Еще одна существенная особенность искусства романтиков заключалась в том, что «душевное постарение» их персонажей часто резко «опережало физический возраст». Это «трагическое несоответствие требовало столь же резкого порыва назад, в утраченную гармонию детства». Таковы лирические герои произведений Лермонтова («Как часто, пестрою толпою окружен…» (1840)) и Байрона («Хочу я быть ребенком вольным…» (1807)) или, например, персонаж повести К. Аксакова «Облако» (1836). Принципиально иной тип романтического героя – чудак, большой ребенок, навсегда оставшийся в мире собственного детства (к примеру, господин Перегринус Тис из повести Э. Т. А. Гофмана «Повелитель блох» (1822)). У Набокова происходит взаимоналожение двух этих моделей, что придает ситуации трагический характер: Лужин, по сути, не взрослеет, он остается ребенком, притом что мир детства для него потерян навсегда. Это противоречие объясняется той особой структурно-смысловой ролью, которую обретает в романе мотив детства.
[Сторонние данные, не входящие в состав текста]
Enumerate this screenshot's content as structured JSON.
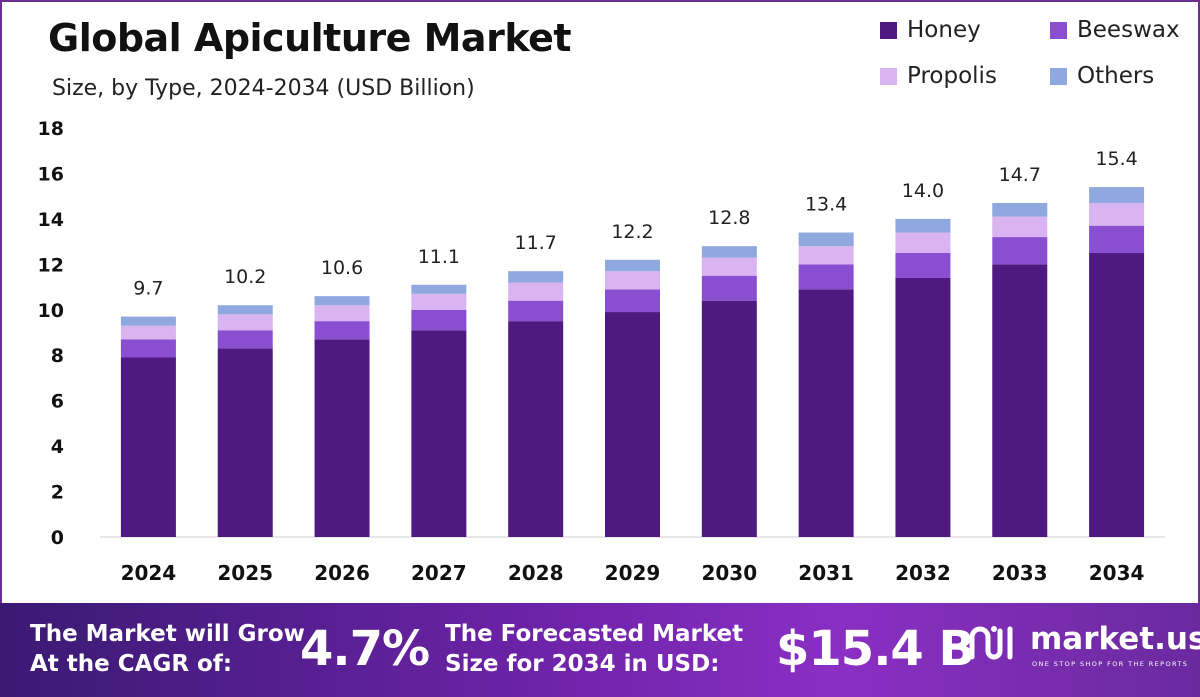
{
  "header": {
    "title": "Global Apiculture Market",
    "subtitle": "Size, by Type, 2024-2034 (USD Billion)"
  },
  "legend": [
    {
      "name": "Honey",
      "color": "#4e1980"
    },
    {
      "name": "Beeswax",
      "color": "#8a4fd1"
    },
    {
      "name": "Propolis",
      "color": "#d9b4f0"
    },
    {
      "name": "Others",
      "color": "#8fa9e0"
    }
  ],
  "chart_data": {
    "type": "bar",
    "stacked": true,
    "categories": [
      "2024",
      "2025",
      "2026",
      "2027",
      "2028",
      "2029",
      "2030",
      "2031",
      "2032",
      "2033",
      "2034"
    ],
    "series": [
      {
        "name": "Honey",
        "values": [
          7.9,
          8.3,
          8.7,
          9.1,
          9.5,
          9.9,
          10.4,
          10.9,
          11.4,
          12.0,
          12.5
        ]
      },
      {
        "name": "Beeswax",
        "values": [
          0.8,
          0.8,
          0.8,
          0.9,
          0.9,
          1.0,
          1.1,
          1.1,
          1.1,
          1.2,
          1.2
        ]
      },
      {
        "name": "Propolis",
        "values": [
          0.6,
          0.7,
          0.7,
          0.7,
          0.8,
          0.8,
          0.8,
          0.8,
          0.9,
          0.9,
          1.0
        ]
      },
      {
        "name": "Others",
        "values": [
          0.4,
          0.4,
          0.4,
          0.4,
          0.5,
          0.5,
          0.5,
          0.6,
          0.6,
          0.6,
          0.7
        ]
      }
    ],
    "totals": [
      "9.7",
      "10.2",
      "10.6",
      "11.1",
      "11.7",
      "12.2",
      "12.8",
      "13.4",
      "14.0",
      "14.7",
      "15.4"
    ],
    "ylim": [
      0,
      18
    ],
    "yticks": [
      0,
      2,
      4,
      6,
      8,
      10,
      12,
      14,
      16,
      18
    ],
    "xlabel": "",
    "ylabel": "",
    "grid": false,
    "legend_position": "top-right"
  },
  "banner": {
    "cagr_label_line1": "The Market will Grow",
    "cagr_label_line2": "At the CAGR of:",
    "cagr_value": "4.7%",
    "forecast_label_line1": "The Forecasted Market",
    "forecast_label_line2": "Size for 2034 in USD:",
    "forecast_value": "$15.4 B",
    "brand_name": "market.us",
    "brand_tagline": "ONE STOP SHOP FOR THE REPORTS"
  }
}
Детство в «Защите Лужина» (как и в других произведениях Набокова, имеющих в той или иной степени автобиографический характер) предстает как некий идеальный мир во многом потому, что этот мир четко локализован в пространстве: это прежде всего обстановка усадьбы, где проводит лето юный герой. Таким образом, оппозиция «детство – зрелость» приобретает в романе даже не столько временной, сколько пространственный характер. Лужин, еще будучи ребенком, фактически расстается с миром детства тогда, когда возвращается из деревенской усадьбы в город, чтобы начать обучение в гимназии. Новое пространство уже заранее представляется маленькому Лужину чужим – «невозможным, неприемлемым миром» (II, 313). В этой связи показательно, что спустя многие годы, находясь в Берлине, герой совершает попытку «побега в детство», которое продолжает существовать для него именно в другом пространстве, а не в другом времени. В узком смысле средоточием детства в «Защите Лужина» является усадьба (в повествовании вычленяются отдельные черты «усадебного хронотопа»), в широком же – это вся оставленная героем Россия. Понятия детства и Родины были тесно связаны в сознании самого писателя, создавшего «свой образ России, символами которой были только язык, литература, сад его детства»; в какой-то степени они перекрывали друг друга. Однако в тексте романа совмещение пространственной и временной перспектив происходит не только в силу биографических факторов, значение которых для всего творчества Набокова отмечалось не раз. Рисуя детство Лужина, писатель отчасти следует и русской литературной традиции изображения этой поры жизни, начало которой положили Л. Н. Толстой в своей автобиографической трилогии, С. Т. Аксаков в «Детских годах Багрова-внука» (1858) и продолжил И. А. Бунин в «Жизни Арсеньева» (1927–1933). Во всех этих произведениях детство так или иначе связано с чувством Родины. «Горизонтальные связи (со средой, со временем), – справедливо отмечают М. Эпштейн и Е. Юкина, – в младенчестве слабее связей вертикальных (с родовым наследием, с почвой, на которой растешь)…».